Türkiye’ye geldiğimizde ise dünyanın gelişmiş ekonomilerinin tamamından gençlerimizin stres seviyesi daha yüksek. Bu durum hem düşük gelir grubu hem de yüksek gelir grubu hanelerde böyle. Milenyum çağı gençleri ile yaptığımız çalışmalarda uzun zamandır karşımıza çıkan önemli bir temel değer: Adalet. Y kuşağının adalet ve eşitlik söylemlerini öncül kuşaklara göre çok daha fazla ve yüksek sesle talep ettiklerine yakın tarihimizde şahit olmuştuk; ancak Z’ye gelindiğinde bu talep daha da belirgin bir hal alıyor. Araştırmalarımızda çok farklı sosyoekonomik seviyelerden Z kuşağına dünyada tek bir şeyi değiştirebilseydin o şey ne olurdu sorusuna ilk sırada adaletsizlik ve eşitsizlik yanıtı geliyor. Türkiye’de yaşamak denince akıllarına ilk gelen çağrışımları sorduğumuzda birbirine hiç benzemeyen mahallelerden gençler aynı sözcükte buluşuyor: Zor.

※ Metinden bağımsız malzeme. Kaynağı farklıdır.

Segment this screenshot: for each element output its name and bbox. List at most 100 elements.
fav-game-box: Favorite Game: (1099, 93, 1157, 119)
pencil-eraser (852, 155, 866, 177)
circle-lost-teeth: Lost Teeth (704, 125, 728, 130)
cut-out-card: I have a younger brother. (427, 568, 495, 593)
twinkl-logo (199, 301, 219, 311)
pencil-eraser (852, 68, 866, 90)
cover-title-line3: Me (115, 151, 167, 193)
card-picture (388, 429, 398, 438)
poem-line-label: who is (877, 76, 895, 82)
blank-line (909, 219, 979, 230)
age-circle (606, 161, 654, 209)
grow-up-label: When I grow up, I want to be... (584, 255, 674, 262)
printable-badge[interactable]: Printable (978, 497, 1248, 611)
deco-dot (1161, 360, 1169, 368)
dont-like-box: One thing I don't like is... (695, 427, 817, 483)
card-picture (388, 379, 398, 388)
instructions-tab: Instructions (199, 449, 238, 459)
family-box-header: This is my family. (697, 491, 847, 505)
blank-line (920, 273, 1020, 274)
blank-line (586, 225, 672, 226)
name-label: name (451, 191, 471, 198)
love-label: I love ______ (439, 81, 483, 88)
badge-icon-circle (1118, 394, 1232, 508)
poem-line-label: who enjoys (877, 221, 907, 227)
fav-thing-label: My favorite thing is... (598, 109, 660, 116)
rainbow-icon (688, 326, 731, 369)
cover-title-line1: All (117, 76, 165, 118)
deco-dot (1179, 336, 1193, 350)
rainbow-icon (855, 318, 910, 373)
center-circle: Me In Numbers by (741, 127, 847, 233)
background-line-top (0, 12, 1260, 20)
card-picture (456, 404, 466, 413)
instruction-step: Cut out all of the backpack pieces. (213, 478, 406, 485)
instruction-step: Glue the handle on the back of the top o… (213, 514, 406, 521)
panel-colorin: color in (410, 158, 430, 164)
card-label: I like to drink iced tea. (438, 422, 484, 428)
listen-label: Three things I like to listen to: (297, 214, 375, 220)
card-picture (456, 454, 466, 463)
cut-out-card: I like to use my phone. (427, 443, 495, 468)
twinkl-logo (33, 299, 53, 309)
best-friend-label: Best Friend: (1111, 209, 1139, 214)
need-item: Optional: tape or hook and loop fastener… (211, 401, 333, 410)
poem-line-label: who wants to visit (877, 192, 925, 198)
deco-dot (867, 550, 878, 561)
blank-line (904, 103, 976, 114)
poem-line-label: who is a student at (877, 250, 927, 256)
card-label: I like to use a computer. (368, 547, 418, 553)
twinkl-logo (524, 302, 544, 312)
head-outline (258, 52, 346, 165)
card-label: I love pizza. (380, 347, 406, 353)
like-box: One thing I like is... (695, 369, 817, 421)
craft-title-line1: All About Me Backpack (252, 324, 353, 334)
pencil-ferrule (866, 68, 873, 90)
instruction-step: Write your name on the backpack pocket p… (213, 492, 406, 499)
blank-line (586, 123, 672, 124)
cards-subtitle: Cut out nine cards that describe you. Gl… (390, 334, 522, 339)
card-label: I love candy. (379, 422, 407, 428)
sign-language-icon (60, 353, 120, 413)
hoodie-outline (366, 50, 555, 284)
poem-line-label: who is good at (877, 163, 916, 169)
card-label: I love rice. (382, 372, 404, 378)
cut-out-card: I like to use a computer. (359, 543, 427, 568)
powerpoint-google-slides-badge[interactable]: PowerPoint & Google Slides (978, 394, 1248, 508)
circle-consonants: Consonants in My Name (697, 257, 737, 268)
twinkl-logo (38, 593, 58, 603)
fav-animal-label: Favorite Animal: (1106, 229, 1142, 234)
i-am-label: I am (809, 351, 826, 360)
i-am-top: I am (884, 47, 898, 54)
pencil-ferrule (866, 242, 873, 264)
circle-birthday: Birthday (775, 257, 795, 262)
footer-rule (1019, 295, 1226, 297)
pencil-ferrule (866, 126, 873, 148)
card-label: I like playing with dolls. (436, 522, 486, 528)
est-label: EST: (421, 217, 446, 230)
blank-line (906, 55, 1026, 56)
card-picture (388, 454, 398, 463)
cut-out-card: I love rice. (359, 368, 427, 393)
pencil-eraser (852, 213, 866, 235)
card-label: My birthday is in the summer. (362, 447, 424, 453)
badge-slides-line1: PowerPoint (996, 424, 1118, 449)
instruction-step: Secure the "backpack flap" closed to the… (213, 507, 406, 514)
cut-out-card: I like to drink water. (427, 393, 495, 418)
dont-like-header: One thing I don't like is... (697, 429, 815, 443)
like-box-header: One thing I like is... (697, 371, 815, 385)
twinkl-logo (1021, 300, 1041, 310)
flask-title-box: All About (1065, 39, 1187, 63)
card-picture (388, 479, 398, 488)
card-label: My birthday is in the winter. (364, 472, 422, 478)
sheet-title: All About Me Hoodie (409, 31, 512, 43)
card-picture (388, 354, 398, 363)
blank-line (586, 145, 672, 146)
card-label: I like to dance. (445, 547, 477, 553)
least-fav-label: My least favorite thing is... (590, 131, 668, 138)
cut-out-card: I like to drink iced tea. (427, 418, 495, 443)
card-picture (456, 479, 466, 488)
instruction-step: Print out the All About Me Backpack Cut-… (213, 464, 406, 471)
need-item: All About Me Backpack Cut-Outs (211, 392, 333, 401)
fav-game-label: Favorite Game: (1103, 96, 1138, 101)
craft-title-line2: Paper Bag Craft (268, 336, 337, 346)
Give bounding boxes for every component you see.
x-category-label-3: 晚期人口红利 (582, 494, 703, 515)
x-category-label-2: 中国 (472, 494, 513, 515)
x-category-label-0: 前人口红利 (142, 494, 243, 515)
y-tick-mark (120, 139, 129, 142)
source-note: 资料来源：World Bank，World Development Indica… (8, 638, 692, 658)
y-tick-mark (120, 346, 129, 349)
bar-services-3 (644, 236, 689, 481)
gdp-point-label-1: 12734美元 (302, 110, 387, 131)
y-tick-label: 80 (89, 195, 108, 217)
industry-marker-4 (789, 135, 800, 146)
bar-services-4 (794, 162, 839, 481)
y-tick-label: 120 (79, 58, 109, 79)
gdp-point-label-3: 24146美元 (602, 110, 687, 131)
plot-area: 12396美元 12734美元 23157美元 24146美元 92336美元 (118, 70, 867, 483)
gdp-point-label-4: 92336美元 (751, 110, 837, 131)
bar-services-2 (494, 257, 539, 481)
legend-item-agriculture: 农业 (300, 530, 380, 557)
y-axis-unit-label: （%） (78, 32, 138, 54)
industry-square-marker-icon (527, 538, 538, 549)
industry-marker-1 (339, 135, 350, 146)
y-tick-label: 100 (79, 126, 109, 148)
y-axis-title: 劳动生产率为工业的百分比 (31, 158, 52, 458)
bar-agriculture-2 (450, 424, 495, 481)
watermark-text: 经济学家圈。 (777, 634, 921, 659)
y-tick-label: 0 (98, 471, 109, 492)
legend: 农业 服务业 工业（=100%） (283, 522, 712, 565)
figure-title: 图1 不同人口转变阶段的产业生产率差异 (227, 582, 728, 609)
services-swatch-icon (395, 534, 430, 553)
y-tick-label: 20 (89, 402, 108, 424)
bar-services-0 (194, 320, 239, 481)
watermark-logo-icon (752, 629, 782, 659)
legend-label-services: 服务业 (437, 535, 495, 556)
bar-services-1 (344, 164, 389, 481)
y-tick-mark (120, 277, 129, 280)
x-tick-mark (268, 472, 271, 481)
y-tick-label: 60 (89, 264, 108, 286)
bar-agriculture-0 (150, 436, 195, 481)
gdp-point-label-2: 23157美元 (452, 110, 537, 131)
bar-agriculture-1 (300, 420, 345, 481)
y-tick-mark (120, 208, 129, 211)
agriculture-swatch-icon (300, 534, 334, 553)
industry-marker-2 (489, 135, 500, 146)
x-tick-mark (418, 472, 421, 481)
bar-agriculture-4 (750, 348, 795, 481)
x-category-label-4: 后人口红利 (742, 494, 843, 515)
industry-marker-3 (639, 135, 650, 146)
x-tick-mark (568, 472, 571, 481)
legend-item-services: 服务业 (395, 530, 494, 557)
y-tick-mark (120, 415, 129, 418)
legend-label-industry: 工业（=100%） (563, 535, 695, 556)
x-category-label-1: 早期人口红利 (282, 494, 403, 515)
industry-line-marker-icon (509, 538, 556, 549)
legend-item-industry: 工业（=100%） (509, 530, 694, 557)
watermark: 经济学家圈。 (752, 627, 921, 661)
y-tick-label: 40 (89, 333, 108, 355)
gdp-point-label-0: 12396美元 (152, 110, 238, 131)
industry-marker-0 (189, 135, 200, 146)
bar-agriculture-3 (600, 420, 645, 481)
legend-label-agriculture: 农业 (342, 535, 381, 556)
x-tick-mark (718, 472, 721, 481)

Z kuşağı araştırmalarımız gösteriyor ki genç beyin göçünün mayası erken öğrencilik döneminde atılıyor. Gençlerimizin güvenli bir iklime ihtiyacı var. Ve sanırım en çok da gençliklerine yakışır biçimde umuda. Evet, dünyada kaygılı gençler. Ama Türkiye’de daha da kaygılılar.” dedi.